In cases of retinoschisis his advice, based on current literature, is not to operate on the eye unless the condition is acute with symptomatic retinal detachment (RD). The latter has been estimated to occur in only about 0.05% of schisis cases.
In differentiating retinoschisis from RD he offered the following – a schisis is: often infero-nasal, often bilateral, almost always asymptomatic, looks different to a RD in that the retina appears thinner, not wrinkled with clear choroidal detail, it tends to quiver with eye movement rather than wafting seen in RD, outer leaf-like breaks in the retina might be seen, no evidence of changes or reaction on the part of the RPE, and an OCT image will help to visualise.
However, he warned the audience to beware of a schisis in a myope, especially a high myope (defined currently as ≥5 D). Paving stone degeneration has to be differentiated from the non-retinal problem of peripheral reticular pigment degeneration.
Moving on to lattice degeneration, Essex described a condition with criss-crossed white lines that are actually blood vessels exhibiting vessel whitening with a pigment backdrop/background. A loss of the retina’s inner limiting membrane (ILM) or more of its inner layers leads to the appearance of atrophic, round retinal holes. Complicating the appearance can be pockets of liquefied vitreous and/or vitreous condensations and adhesions at the margins. Lattice degeneration can also appear as a series of snail tracks in the retina.
When lattice degeneration and retinal tears occur together the number can vary from several to many. Traditional breaks in the retina have a 30 to 50% chance of progressing to a RD and should therefore be treated. However, operculated tears (previously referred to as horseshoe tears) can be observed rather than treated immediately.
Lattice degeneration in a phakic eye is unlikely to result in a RD in the contralateral eye either (about 1% according to the literature, 2% get round holes, and many fewer than 1% experience horseshoe tears) but if there is a lattice retinal detachment, the fellow eye is more likely to develop tears and/or detachment requiring treatment.
When cataract surgery is performed on a lattice degeneration case, about 3% experience a RD within 5 years of surgery. When there is no lattice degeneration that figure falls to <1%. A posterior vitreous detachment (PVD) occurs in about 79% of cases on average following cataract surgery but that figure is based on 87% if lattice is present and 76% if there is no lattice degeneration.

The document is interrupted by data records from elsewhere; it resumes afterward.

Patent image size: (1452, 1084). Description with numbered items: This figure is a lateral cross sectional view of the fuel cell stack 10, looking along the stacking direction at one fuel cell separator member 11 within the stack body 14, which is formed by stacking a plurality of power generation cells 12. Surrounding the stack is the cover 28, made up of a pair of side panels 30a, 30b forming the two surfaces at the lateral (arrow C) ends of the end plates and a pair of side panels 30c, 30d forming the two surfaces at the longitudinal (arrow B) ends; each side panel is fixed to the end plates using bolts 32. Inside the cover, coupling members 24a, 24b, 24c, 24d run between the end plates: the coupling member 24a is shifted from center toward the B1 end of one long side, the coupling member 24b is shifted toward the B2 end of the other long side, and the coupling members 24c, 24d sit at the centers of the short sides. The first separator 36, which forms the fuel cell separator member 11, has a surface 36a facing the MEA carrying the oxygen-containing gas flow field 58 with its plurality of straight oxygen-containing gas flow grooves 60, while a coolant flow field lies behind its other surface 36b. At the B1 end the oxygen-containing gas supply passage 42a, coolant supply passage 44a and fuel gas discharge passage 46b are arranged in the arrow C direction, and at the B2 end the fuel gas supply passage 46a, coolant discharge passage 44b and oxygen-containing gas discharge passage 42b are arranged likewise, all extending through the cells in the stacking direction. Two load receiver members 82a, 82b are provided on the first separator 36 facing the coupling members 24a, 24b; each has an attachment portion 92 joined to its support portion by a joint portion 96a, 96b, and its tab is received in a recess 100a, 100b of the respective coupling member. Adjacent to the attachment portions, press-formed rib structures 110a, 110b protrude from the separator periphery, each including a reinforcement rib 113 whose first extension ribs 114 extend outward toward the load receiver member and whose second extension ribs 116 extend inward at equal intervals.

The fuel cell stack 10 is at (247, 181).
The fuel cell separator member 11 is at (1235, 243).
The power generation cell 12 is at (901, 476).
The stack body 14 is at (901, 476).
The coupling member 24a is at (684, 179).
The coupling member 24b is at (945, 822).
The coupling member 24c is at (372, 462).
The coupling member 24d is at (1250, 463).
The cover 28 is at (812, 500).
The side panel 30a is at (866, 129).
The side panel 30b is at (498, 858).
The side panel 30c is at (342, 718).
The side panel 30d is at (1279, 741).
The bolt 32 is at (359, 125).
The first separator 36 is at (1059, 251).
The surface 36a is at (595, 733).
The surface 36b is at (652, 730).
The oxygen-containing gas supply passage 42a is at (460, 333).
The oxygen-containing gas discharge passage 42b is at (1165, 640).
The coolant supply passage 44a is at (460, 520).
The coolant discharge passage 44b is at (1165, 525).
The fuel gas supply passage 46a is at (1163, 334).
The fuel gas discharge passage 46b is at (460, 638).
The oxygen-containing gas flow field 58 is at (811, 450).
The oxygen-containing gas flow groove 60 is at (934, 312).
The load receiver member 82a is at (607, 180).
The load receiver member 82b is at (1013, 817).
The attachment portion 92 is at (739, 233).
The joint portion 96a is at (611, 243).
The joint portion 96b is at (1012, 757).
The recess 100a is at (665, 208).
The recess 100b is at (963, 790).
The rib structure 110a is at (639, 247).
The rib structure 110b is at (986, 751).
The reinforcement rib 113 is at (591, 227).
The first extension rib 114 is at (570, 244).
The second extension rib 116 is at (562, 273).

Tellingly, if lattice is present before cataract surgery, there is 21.3% chance of a RD within 5 years whereas those without lattice have a 0.7% chance of a RD. Essex also noted in passing that laser treatment ‘weakens’ the retina and can cause breaks to form. Partly because of that fact, along with the finding that often retinal breaks form in apparently normal retinal areas, there is no evidence supporting prophylaxis.